Emmanuel Macron, lors de la réception de Volodymyr Zelensky à l'Elysée, a déclaré vendredi que la Russie "se trompe" en pensant que le conflit au Moyen-Orient lui offrirait un "répit". Selon lui, les sanctions américaines sur le pétrole russe doivent rester en vigueur malgré leur levée partielle.
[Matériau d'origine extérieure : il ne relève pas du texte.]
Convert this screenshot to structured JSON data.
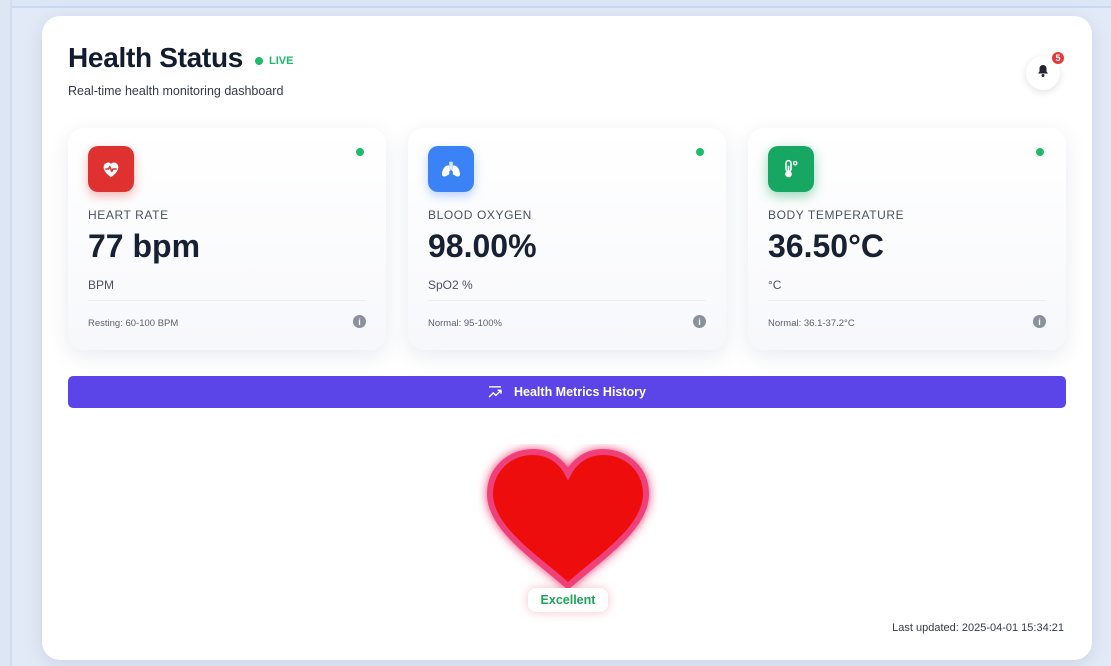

Macron a affirmé : "Rien ne nous détournera de l'Ukraine" et a souligné que "la Russie croit peut-être qu’en raison de la situation en Iran, elle peut une fois encore échapper aux conséquences de ses actes. Elle se trompe."
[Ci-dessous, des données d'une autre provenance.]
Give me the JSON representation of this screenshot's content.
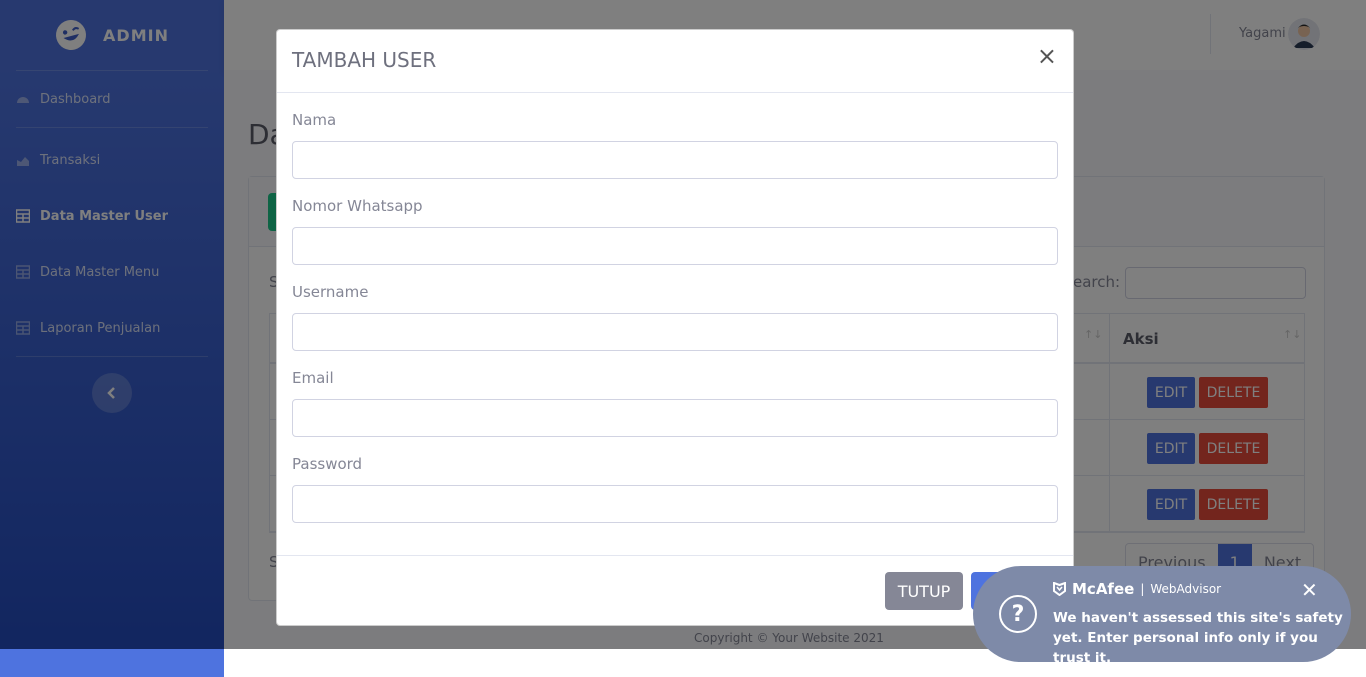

Il a insisté sur le fait que "la montée des prix du pétrole ne doit pas amener à revoir notre politique de sanctions envers la Russie", mettant en avant la position commune du G7 sur ce sujet. Cependant, il convient de noter qu'un assouplissement temporaire des sanctions a été accordé par les États-Unis jusqu'au 11 avril, dans le but de gérer la flambée des prix du brut.
La Russie, un acteur clé dans le secteur énergétique, dépend de ses revenus pour financer ses opérations militaires en Ukraine. Emmanuel Macron a estimé que la décision américaine n'était qu'une exception et n'affecterait pas durablement les sanctions initialement établies par le G7.
Volodymyr Zelensky, quant à lui, a exprimé son inquiétude quant à cette décision, affirmant qu'elle pourrait renforcer la position de la Russie, ce qui nuirait à la paix. Il a soutenu que cet assouplissement des sanctions pourrait rapporter à la Russie environ 10 milliards de dollars, offrant ainsi des fonds potentiels pour des drones et armements.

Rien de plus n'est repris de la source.